No, non voleva annientare anni e anni di studi e gavetta e lontananza dalla famiglia che lo avevano portato dove era adesso. Ma lei non era nei suoi piani quando aveva cominciato la scalata e vi era giunta come un uragano, scombussolando un equilibrio che aveva conquistato nel tempo. Sarebbe stato semplice, in realtà, tutto facile se non fosse stato per quel piccolo particolare che la vedeva come parente stretta dell'uomo da cui dipendeva il suo futuro.
«La inviterò a uscire!» Esclama con forza, quasi parlando fra sé e Mirko fa fatica a recepire il messaggio.
«Come?» Alza un sopracciglio, sperando di aver capito male. Aveva inteso perfettamente invece, adesso Sergio lo sta guardando come chi ha rivelato il mistero del mondo.
«La inviterò ad uscire con me. Cena e poi la riporto a casa, ci andremo piano. Te lo prometto».
Mirko si passa una mano sul viso, evidentemente incerto su quell'idea, fa per esternare il suo parere discordante, ma l'amico gli batte una mano sulla spalla con un sorriso felice sul volto, s'incammina perciò lungo il terrazzo, verso l'interno della sala.
 
Non riesco a smettere di pensare alle parole di Mirko "non la devi toccare, non la devi neanche guadare. Lei per te non esiste!"
Il mio corpo è percorso da brividi.
Mi sembra ancora di sentire la sua mano lungo la coscia: è come se quella parte del mio corpo fosse indolenzita. E i baci, le nostre labbra, la sensazione della barbetta contro il collo nudo: è una voglia appagata solo per metà. È un cioccolatino assaggiato e mai mangiato.
Come un cecchino scruto l'ambiente, lui non c'è.
Non è rientrato o è andato a casa?
Dove sei Sergio?
Quante volte ancora ti dovrò dire addio?
Sento la necessità di parlargli, senza dovergli dire realmente qualcosa.
Antonio è qui accanto, mi sta dicendo che le persone dinnanzi a noi sono i pilastri dell'azienda, i cosiddetti "senatori". Sorrido educata.
Non me ne può fregar di meno di chi sono questi!
Sergio non c'è e io sto male!
Mio fratello sta dicendo a questi signori agghindati in abiti scuri di scusarmi, sono una ragazza intelligente, ma gli affari non sono mai stati il mio punto forte.

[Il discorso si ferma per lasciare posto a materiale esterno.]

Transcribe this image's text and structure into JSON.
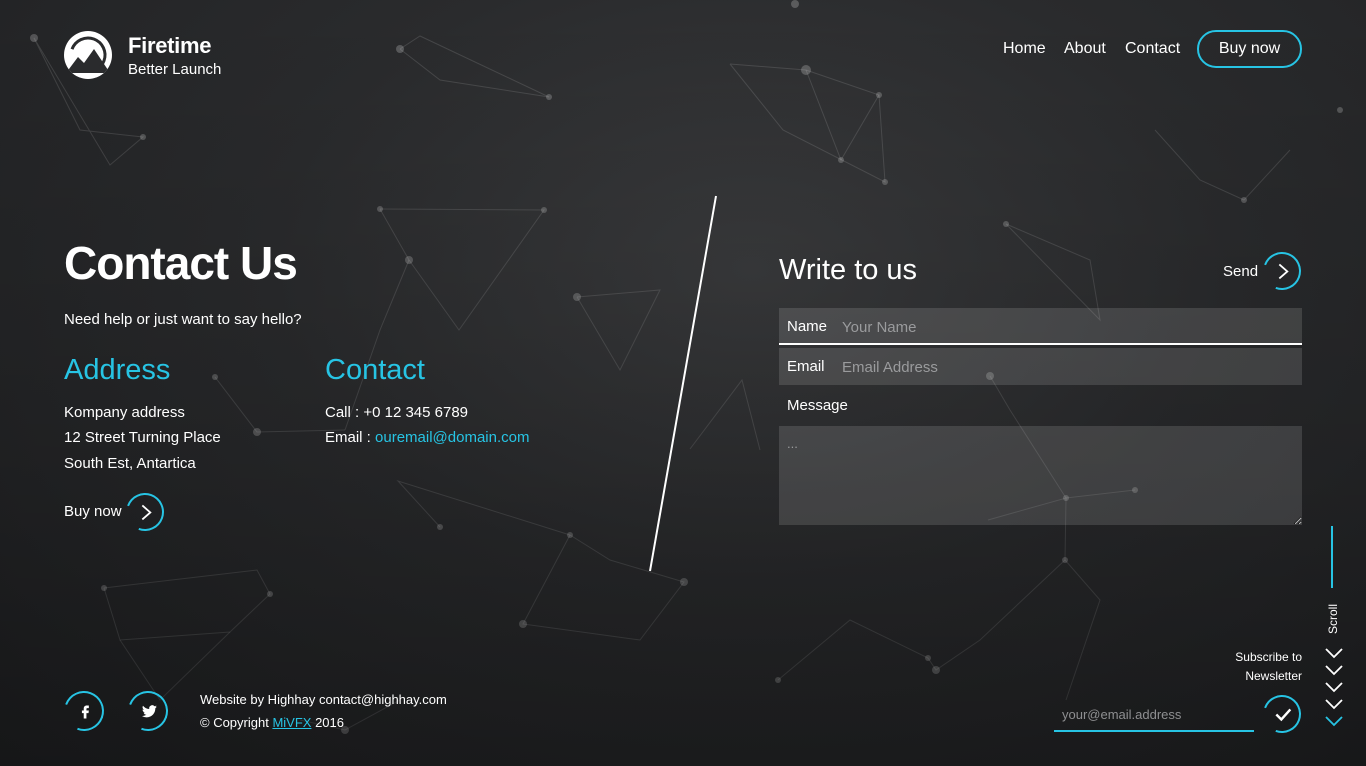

Un ragazzo alto e piacente si accosta ad Antonio e adesso si stringono le mani.
Si volta verso di me e sorride. Ha un sorriso particolarmente dolce e incantevole. Mi porge la mano e mi dice che si chiama Alessandro. Mi presento e Antonio non perde tempo a sottolineare che sono sua sorella. Lui lo guarda con l'aria di un quindicenne perbene, senza mollare la stretta.
«Direttore» esordisce e io penso: eccone un altro. C'è qualche ragazzo di cui mio fratello non sia il capo, in giro per il mondo?
«Posso invitare la sua Lily a ballare un lento con me?»
Lo fisso incredula. Mi ha invitato a danzare con lui senza temere l'ira funesta di Antonio? Mi prende un improvviso attacco d'ilarità che mi sforzo di soffocare.
«Ale!» Lo ammonisce Antonio che sorride divertito. «Solo un ballo però!»
Alessandro risponde al sorriso, ringraziandolo per il permesso concessogli.
Ci spostiamo insieme verso la pista da ballo, qui una band suona una musica dolce e mielosa. Mi attira delicatamente a sé, ancora tenendomi per mano, mentre avverto la leggera pressione delle sue dita sulla schiena.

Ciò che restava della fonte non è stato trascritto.